Upon delivery, the goods shall be at the risk of the Buyer.

13. DEFAULT
Without prejudice to its other rights, the Seller may immediately terminate wholly or in part any or every contract between itself and the Buyer or suspend any further deliveries under any or every contract upon the occurrence of any one of the following events:

(a) The Buyer defaults in the payment of any indebtedness as and when due hereunder.

(b) The Buyer has failed to take delivery of the goods in accordance with any contract between it and the Seller.

(c) The Buyer becomes actually or apparently insolvent or enters into any composition or arrangement with its creditors or at any time or times hereafter the Seller, in good faith, determines that it is insecure with respect to a payment from the Buyer to the Seller or any of the Buyer’s liabilities hereunder.

(d) Any legal, equitable, governmental or administrative action is commenced or threatened against any party hereto for damages or injuries to persons or property arising from the design, manufacture, use, sale or distribution of the goods.

(e) A Petition has to be presented for an order for the winding-up of the Buyer or for a Receiver (including an Administrative Receiver) or Administrator to be appointed or if any such order or appointment is made or if, being an individual or partnership the Buyer suspends payment of his or their debts in whole or in part or if an application has been made for an Interim Order or a Petition has been presented for a Bankruptcy Order or if any such order is made or if the Buyer, whether or not a body corporate, shall carry out or shall be subject to any analogous act or proceedings under foreign law.

The Seller shall be entitled to exercise its aforesaid rights of termination or suspension at any time during which the event or default giving rise thereto has not ceased or been remedied and in the event of any such suspension, the Seller shall be entitled as a condition of resuming delivery under any contract between it and the Buyer to require pre-payment of, or such security as it may require for the payment of, the price of any further delivery.

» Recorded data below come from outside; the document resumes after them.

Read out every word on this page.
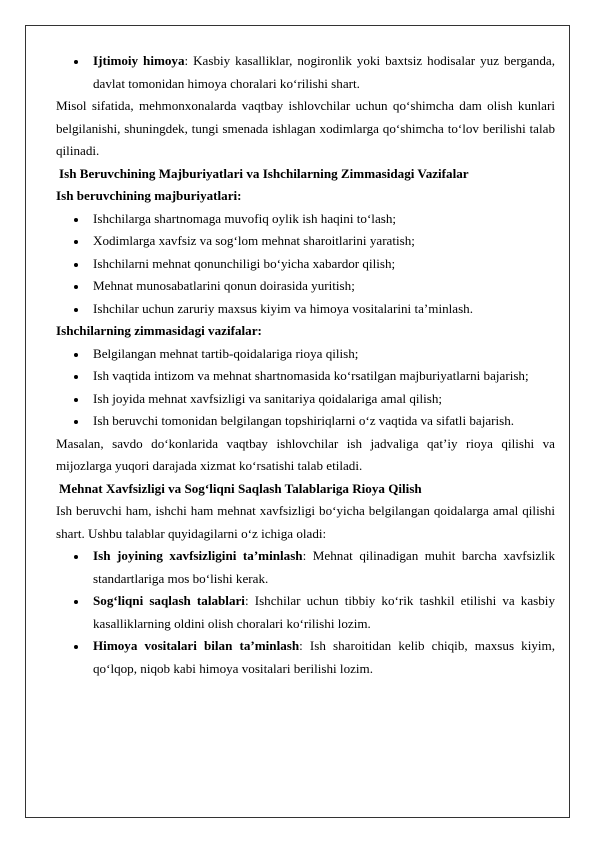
Ijtimoiy himoya: Kasbiy kasalliklar, nogironlik yoki baxtsiz hodisalar yuz berganda, davlat tomonidan himoya choralari ko‘rilishi shart.

Misol sifatida, mehmonxonalarda vaqtbay ishlovchilar uchun qo‘shimcha dam olish kunlari belgilanishi, shuningdek, tungi smenada ishlagan xodimlarga qo‘shimcha to‘lov berilishi talab qilinadi.

Ish Beruvchining Majburiyatlari va Ishchilarning Zimmasidagi Vazifalar

Ish beruvchining majburiyatlari:

Ishchilarga shartnomaga muvofiq oylik ish haqini to‘lash;
Xodimlarga xavfsiz va sog‘lom mehnat sharoitlarini yaratish;
Ishchilarni mehnat qonunchiligi bo‘yicha xabardor qilish;
Mehnat munosabatlarini qonun doirasida yuritish;
Ishchilar uchun zaruriy maxsus kiyim va himoya vositalarini ta’minlash.

Ishchilarning zimmasidagi vazifalar:

Belgilangan mehnat tartib-qoidalariga rioya qilish;
Ish vaqtida intizom va mehnat shartnomasida ko‘rsatilgan majburiyatlarni bajarish;
Ish joyida mehnat xavfsizligi va sanitariya qoidalariga amal qilish;
Ish beruvchi tomonidan belgilangan topshiriqlarni o‘z vaqtida va sifatli bajarish.

Masalan, savdo do‘konlarida vaqtbay ishlovchilar ish jadvaliga qat’iy rioya qilishi va mijozlarga yuqori darajada xizmat ko‘rsatishi talab etiladi.

Mehnat Xavfsizligi va Sog‘liqni Saqlash Talablariga Rioya Qilish

Ish beruvchi ham, ishchi ham mehnat xavfsizligi bo‘yicha belgilangan qoidalarga amal qilishi shart. Ushbu talablar quyidagilarni o‘z ichiga oladi:

Ish joyining xavfsizligini ta’minlash: Mehnat qilinadigan muhit barcha xavfsizlik standartlariga mos bo‘lishi kerak.
Sog‘liqni saqlash talablari: Ishchilar uchun tibbiy ko‘rik tashkil etilishi va kasbiy kasalliklarning oldini olish choralari ko‘rilishi lozim.
Himoya vositalari bilan ta’minlash: Ish sharoitidan kelib chiqib, maxsus kiyim, qo‘lqop, niqob kabi himoya vositalari berilishi lozim.
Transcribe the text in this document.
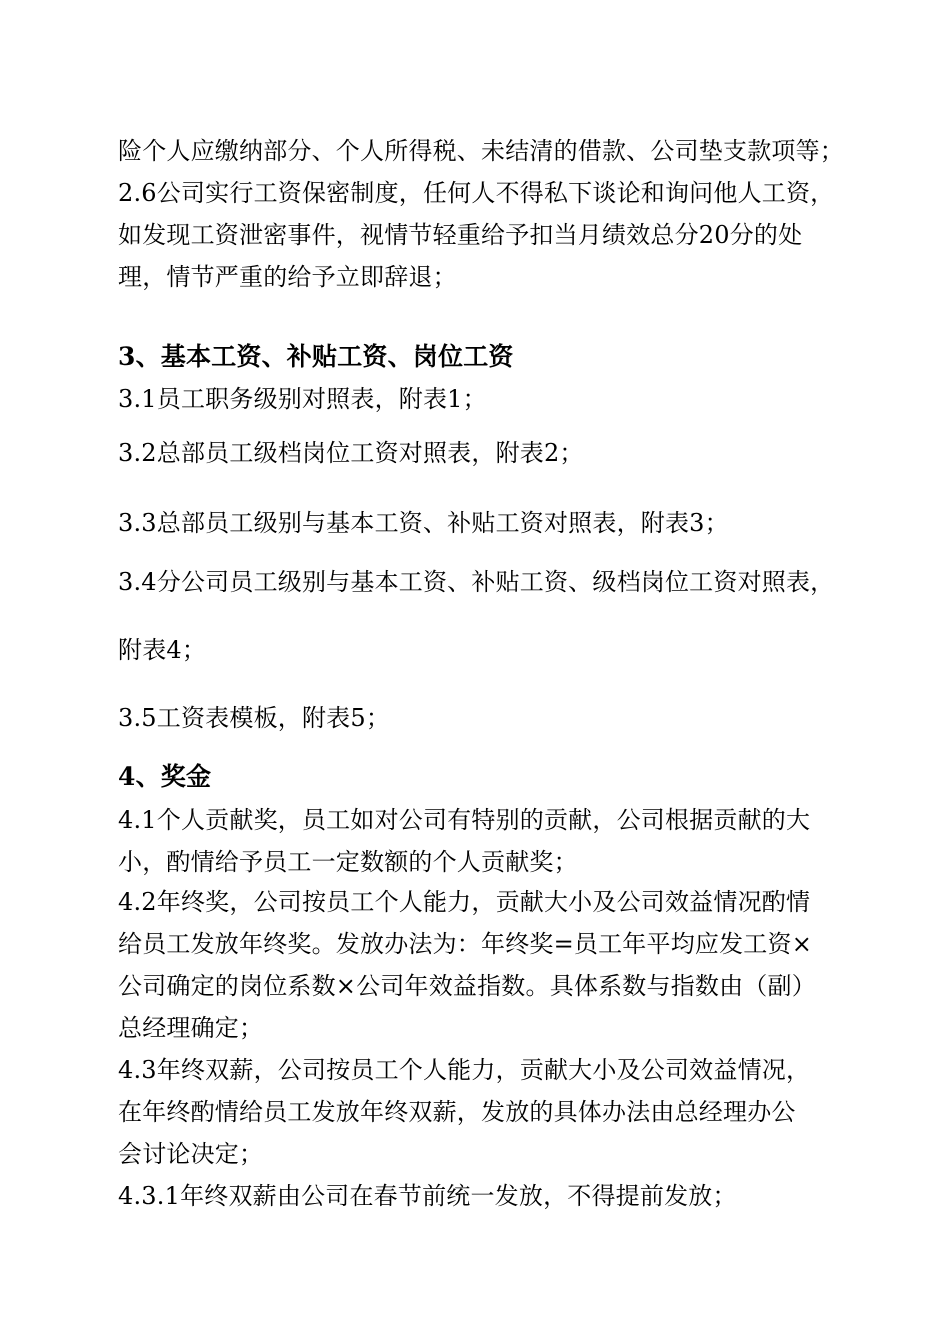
险个人应缴纳部分、个人所得税、未结清的借款、公司垫支款项等；
2.6公司实行工资保密制度，任何人不得私下谈论和询问他人工资，
如发现工资泄密事件，视情节轻重给予扣当月绩效总分20分的处
理，情节严重的给予立即辞退；
3、基本工资、补贴工资、岗位工资
3.1员工职务级别对照表，附表1；
3.2总部员工级档岗位工资对照表，附表2；
3.3总部员工级别与基本工资、补贴工资对照表，附表3；
3.4分公司员工级别与基本工资、补贴工资、级档岗位工资对照表，
附表4；
3.5工资表模板，附表5；
4、奖金
4.1个人贡献奖，员工如对公司有特别的贡献，公司根据贡献的大
小，酌情给予员工一定数额的个人贡献奖；
4.2年终奖，公司按员工个人能力，贡献大小及公司效益情况酌情
给员工发放年终奖。发放办法为：年终奖=员工年平均应发工资×
公司确定的岗位系数×公司年效益指数。具体系数与指数由（副）
总经理确定；
4.3年终双薪，公司按员工个人能力，贡献大小及公司效益情况，
在年终酌情给员工发放年终双薪，发放的具体办法由总经理办公
会讨论决定；
4.3.1年终双薪由公司在春节前统一发放，不得提前发放；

14. CANCELLATION OF ORDERS
This Order may not be cancelled by the Buyer in whole or in part without the express written consent of the Seller and without prejudice to any other rights of the Seller under the terms and conditions of this Order, the Seller may make a charge for any such Order cancellation.

15. MISCELLANEOUS
(a) The rights of the parties hereto shall not be prejudiced or restricted by any indulgences or forbearance extended by either party to the other and no waiver by either party in respect of any breach shall operate as a waiver in respect of any subsequent breach. Any variation in the terms of this Order must be agreed in writing between the parties.

(b) This Order shall be governed by the Laws of England. No provision or term of this Order will be of any effect in any State or Jurisdiction if its inclusion would affect the validity or enforcement of this Order but, in any such case, all of the remaining provisions and terms hereof shall continue and shall be effective according to the intent of these terms and conditions as though such invalid provision or term had never been included herein. The Buyer on entering into this Order submits to the jurisdiction of the English Courts.